2021 SEMA Show was the Largest North American Automotive Trade Show Since the Pandemic
Vehicle Reveals, New Product Debuts, Celebrity Appearances, Educational Seminars, and Business Deals Highlight the Four-Day Trade-Only Show
SEMA (Specialty Equipment Market Association) , the trade association representing the $47.8 billion automotive specialty equipment industry, concluded its annual SEMA Show Friday, Nov. 5, noting the end of the Show represented the successful conclusion of the largest North American automotive trade show since the pandemic shut everything down in 2020.
“The industry was clearly excited to be back in-person at the SEMA Show, both to capture business opportunities and to network and celebrate the world’s greatest collection of innovation on wheels,” said Chris Kersting, SEMA president and CEO. “Our industry was waiting to reconnect, and the SEMA Show was a welcome homecoming after nearly two years apart.”
More than 100,000 attendees, exhibitors, and media participated in the first full-facility event at the Las Vegas Convention Center, which includes 4.6 million square feet of convention space and an additional 2.2 million square feet of outdoor space.
“We were excited to see our old friends and colleagues after being apart for so long,” said Kathryn Reinhardt, director of retail marketing, 4 Wheel Parts. “We did a lot of business at this year’s SEMA Show. It was clear that our industry was ready to meet and had two years of innovations to show off.”
As the first, large automotive trade show in North America since the pandemic, automotive manufacturers launched new vehicles, celebrities unveiled high-profile restyles, and exhibitors showed off their latest innovations. Celebrities and their vehicles were out in force at the SEMA Show, including Ant Anstead, host of Celebrity IOU: Joyride , showcasing a custom 1962 Buick that has been converted into an electric car in collaboration with American actor James Marsden. Comedian Jay Leno helped unveil a 1969 Ford Mustang restoration for singer Keith Urban in the Ford exhibit, and actor Sung Kang unveiled his Datsun 240z “Safari” in the Nissan booth. Not to be outdone, Toyota introduced its “TacoZilla” Tacoma truck camper, Chevy brought its “Chevy Beast” (a concept vision of the ultimate in high-performance desert running), Mopar debuted two customized concept trucks, and Lexus had the North American show premier of the new LXF Sport at the SEMA Show.

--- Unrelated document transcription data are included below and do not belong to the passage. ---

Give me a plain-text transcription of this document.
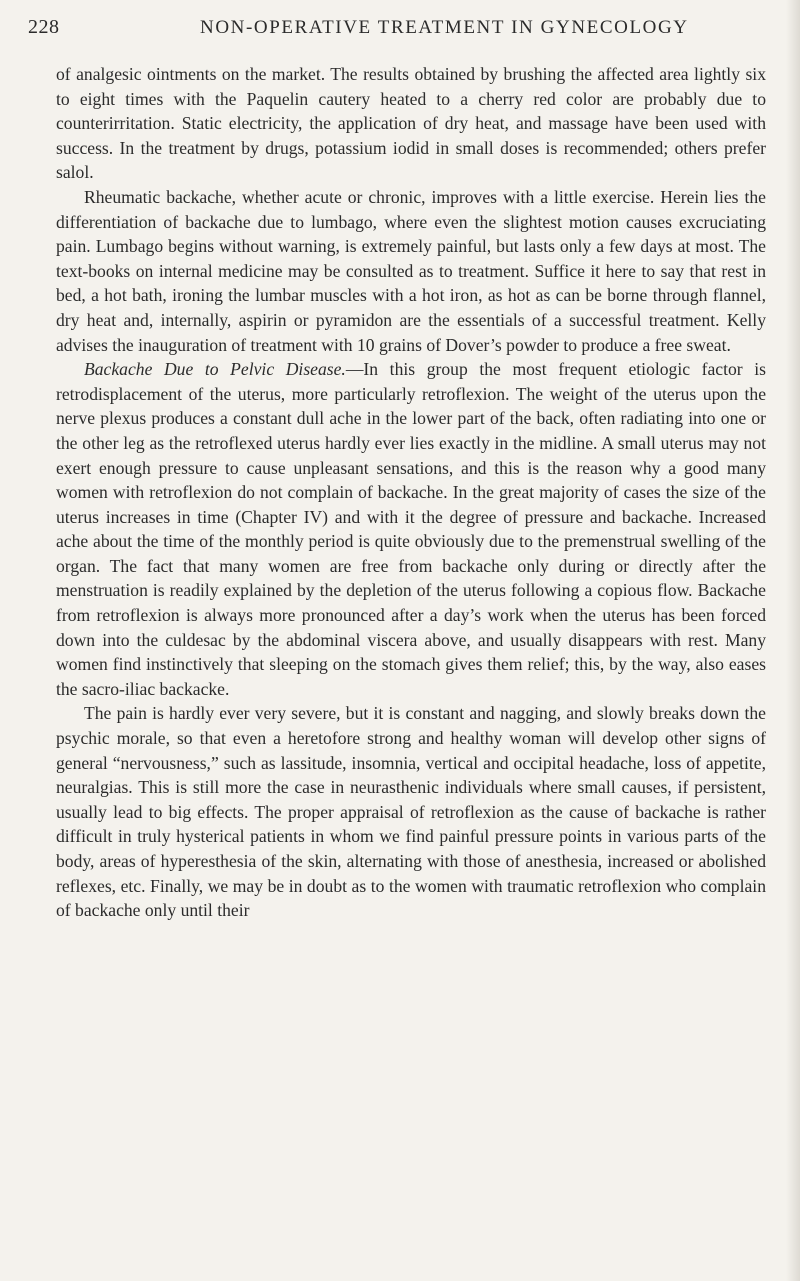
228	NON-OPERATIVE TREATMENT IN GYNECOLOGY

of analgesic ointments on the market. The results obtained by brushing the affected area lightly six to eight times with the Paquelin cautery heated to a cherry red color are probably due to counterirritation. Static electricity, the application of dry heat, and massage have been used with success. In the treatment by drugs, potassium iodid in small doses is recommended; others prefer salol.

Rheumatic backache, whether acute or chronic, improves with a little exercise. Herein lies the differentiation of backache due to lumbago, where even the slightest motion causes excruciating pain. Lumbago begins without warning, is extremely painful, but lasts only a few days at most. The text-books on internal medicine may be consulted as to treatment. Suffice it here to say that rest in bed, a hot bath, ironing the lumbar muscles with a hot iron, as hot as can be borne through flannel, dry heat and, internally, aspirin or pyramidon are the essentials of a successful treatment. Kelly advises the inauguration of treatment with 10 grains of Dover’s powder to produce a free sweat.

Backache Due to Pelvic Disease.—In this group the most frequent etiologic factor is retrodisplacement of the uterus, more particularly retroflexion. The weight of the uterus upon the nerve plexus produces a constant dull ache in the lower part of the back, often radiating into one or the other leg as the retroflexed uterus hardly ever lies exactly in the midline. A small uterus may not exert enough pressure to cause unpleasant sensations, and this is the reason why a good many women with retroflexion do not complain of backache. In the great majority of cases the size of the uterus increases in time (Chapter IV) and with it the degree of pressure and backache. Increased ache about the time of the monthly period is quite obviously due to the premenstrual swelling of the organ. The fact that many women are free from backache only during or directly after the menstruation is readily explained by the depletion of the uterus following a copious flow. Backache from retroflexion is always more pronounced after a day’s work when the uterus has been forced down into the culdesac by the abdominal viscera above, and usually disappears with rest. Many women find instinctively that sleeping on the stomach gives them relief; this, by the way, also eases the sacro-iliac backacke.

The pain is hardly ever very severe, but it is constant and nagging, and slowly breaks down the psychic morale, so that even a heretofore strong and healthy woman will develop other signs of general “nervousness,” such as lassitude, insomnia, vertical and occipital headache, loss of appetite, neuralgias. This is still more the case in neurasthenic individuals where small causes, if persistent, usually lead to big effects. The proper appraisal of retroflexion as the cause of backache is rather difficult in truly hysterical patients in whom we find painful pressure points in various parts of the body, areas of hyperesthesia of the skin, alternating with those of anesthesia, increased or abolished reflexes, etc. Finally, we may be in doubt as to the women with traumatic retroflexion who complain of backache only until their
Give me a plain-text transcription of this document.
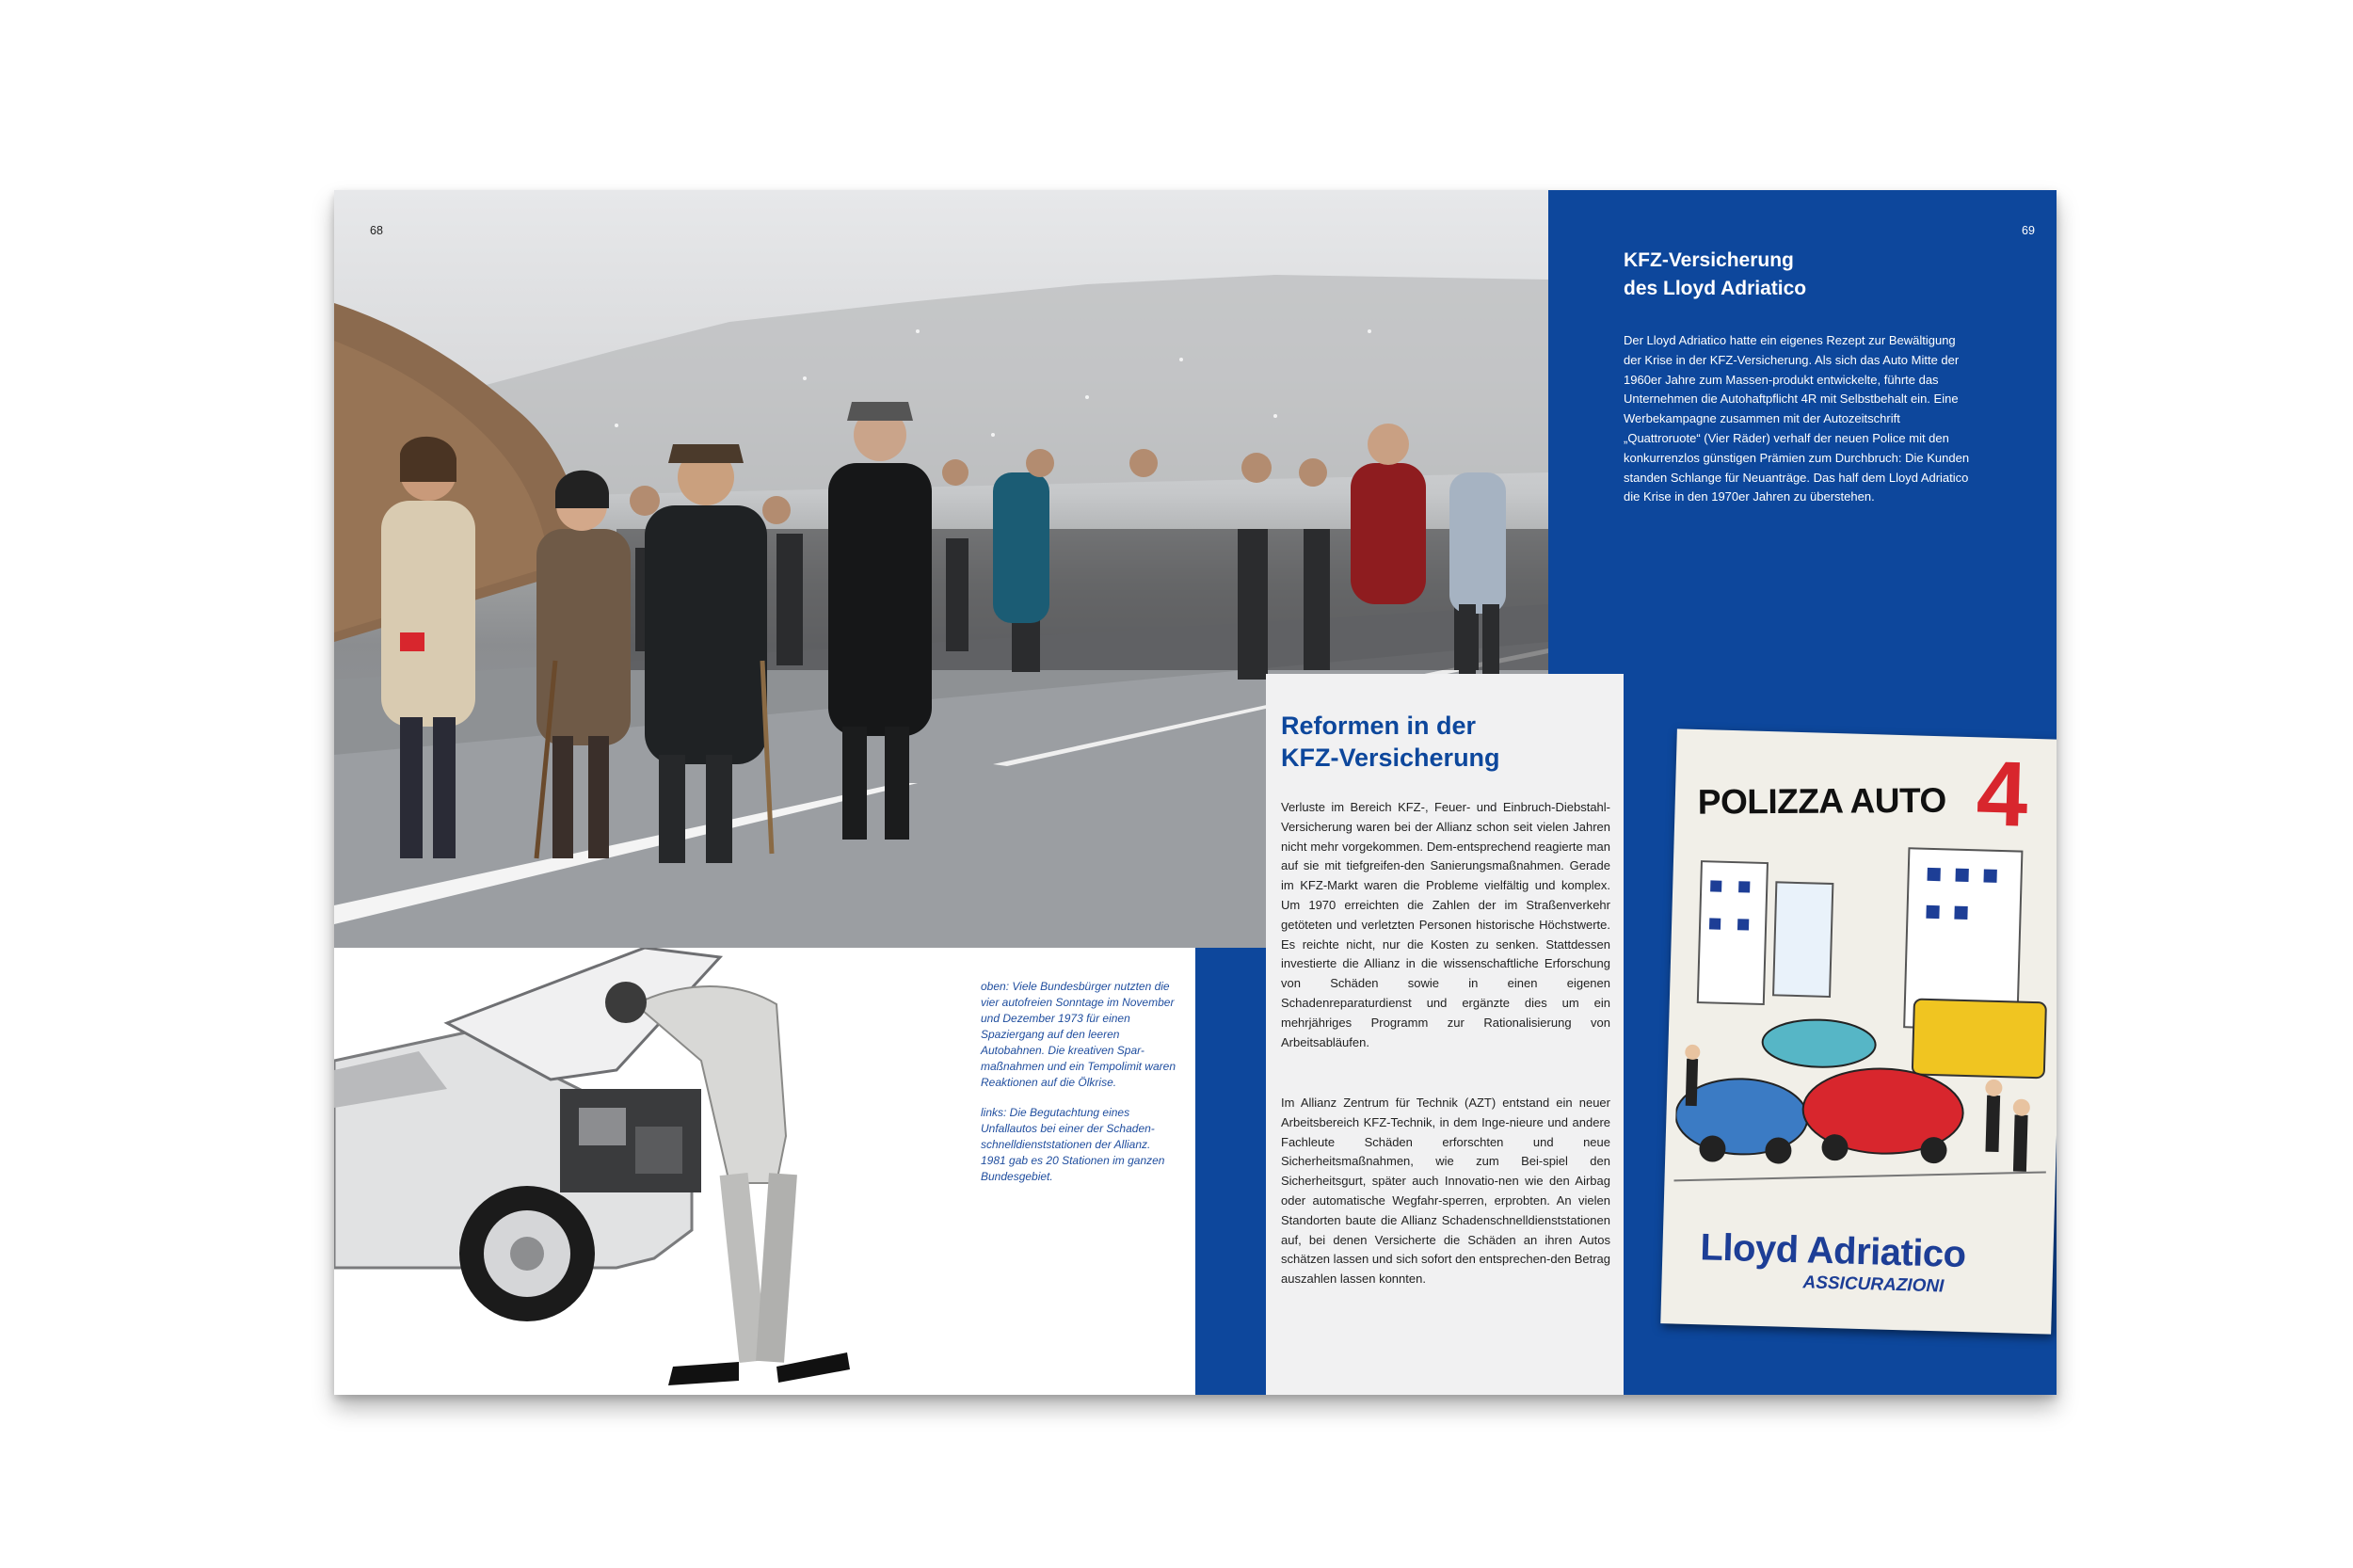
68	69
oben: Viele Bundesbürger nutzten die vier autofreien Sonntage im November und Dezember 1973 für einen Spaziergang auf den leeren Autobahnen. Die kreativen Spar-maßnahmen und ein Tempolimit waren Reaktionen auf die Ölkrise.
links: Die Begutachtung eines Unfallautos bei einer der Schaden-schnelldienststationen der Allianz. 1981 gab es 20 Stationen im ganzen Bundesgebiet.
Reformen in der
KFZ-Versicherung

Verluste im Bereich KFZ-, Feuer- und Einbruch-Diebstahl-Versicherung waren bei der Allianz schon seit vielen Jahren nicht mehr vorgekommen. Dem-entsprechend reagierte man auf sie mit tiefgreifen-den Sanierungsmaßnahmen. Gerade im KFZ-Markt waren die Probleme vielfältig und komplex. Um 1970 erreichten die Zahlen der im Straßenverkehr getöteten und verletzten Personen historische Höchstwerte. Es reichte nicht, nur die Kosten zu senken. Stattdessen investierte die Allianz in die wissenschaftliche Erforschung von Schäden sowie in einen eigenen Schadenreparaturdienst und ergänzte dies um ein mehrjähriges Programm zur Rationalisierung von Arbeitsabläufen.

Im Allianz Zentrum für Technik (AZT) entstand ein neuer Arbeitsbereich KFZ-Technik, in dem Inge-nieure und andere Fachleute Schäden erforschten und neue Sicherheitsmaßnahmen, wie zum Bei-spiel den Sicherheitsgurt, später auch Innovatio-nen wie den Airbag oder automatische Wegfahr-sperren, erprobten. An vielen Standorten baute die Allianz Schadenschnelldienststationen auf, bei denen Versicherte die Schäden an ihren Autos schätzen lassen und sich sofort den entsprechen-den Betrag auszahlen lassen konnten.

KFZ-Versicherung
des Lloyd Adriatico

Der Lloyd Adriatico hatte ein eigenes Rezept zur Bewältigung der Krise in der KFZ-Versicherung. Als sich das Auto Mitte der 1960er Jahre zum Massen-produkt entwickelte, führte das Unternehmen die Autohaftpflicht 4R mit Selbstbehalt ein. Eine Werbekampagne zusammen mit der Autozeitschrift „Quattroruote“ (Vier Räder) verhalf der neuen Police mit den konkurrenzlos günstigen Prämien zum Durchbruch: Die Kunden standen Schlange für Neuanträge. Das half dem Lloyd Adriatico die Krise in den 1970er Jahren zu überstehen.

4
POLIZZA AUTO
Lloyd Adriatico
ASSICURAZIONI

The trade-only show brought manufacturers and buyers back together to experience the latest vehicle customization innovations to bring to customers in 2022.
Trending at this year’s SEMA Show was electrification and electrified vehicles. Whether it was a modification for a new electric vehicle (EV) or the ability to modify an ICE vehicle with a new electric motor, exhibitors and builders demonstrated that the EV market is a growing segment for the aftermarket. A new area inside the SEMA Show, SEMA Electrified, included electric vehicles and products designed for modifying electric vehicles or converting vehicles to electric power.
“Our industry has embraced electrification,” said Tom Gattuso, vice president of events, SEMA “We saw electric vehicles and electrified vehicles in every hall at the SEMA Show. Our industry is on the cutting edge of technology. Products you see at the SEMA Show often become standard and mainstream five to 10 years after it debuts at the Show.”
Other SEMA Show highlights included the largest collection of Chip Foose-built vehicles featured in a special corral that highlighted some of the most influential and important vehicles created at Foose Design, a display of over 50 off-road racing vehicles ranging from motorcycles to trophy trucks in SCORE’s Baja 1000 Experience, an exclusive West Coast Customs Edition wide body kit on a Dodge Charger and a Dodge Challenger in the West Coast Customs Experience, and interactive driving demos in the Hoonigan Burnyard Bash and the Ford Out Front experience.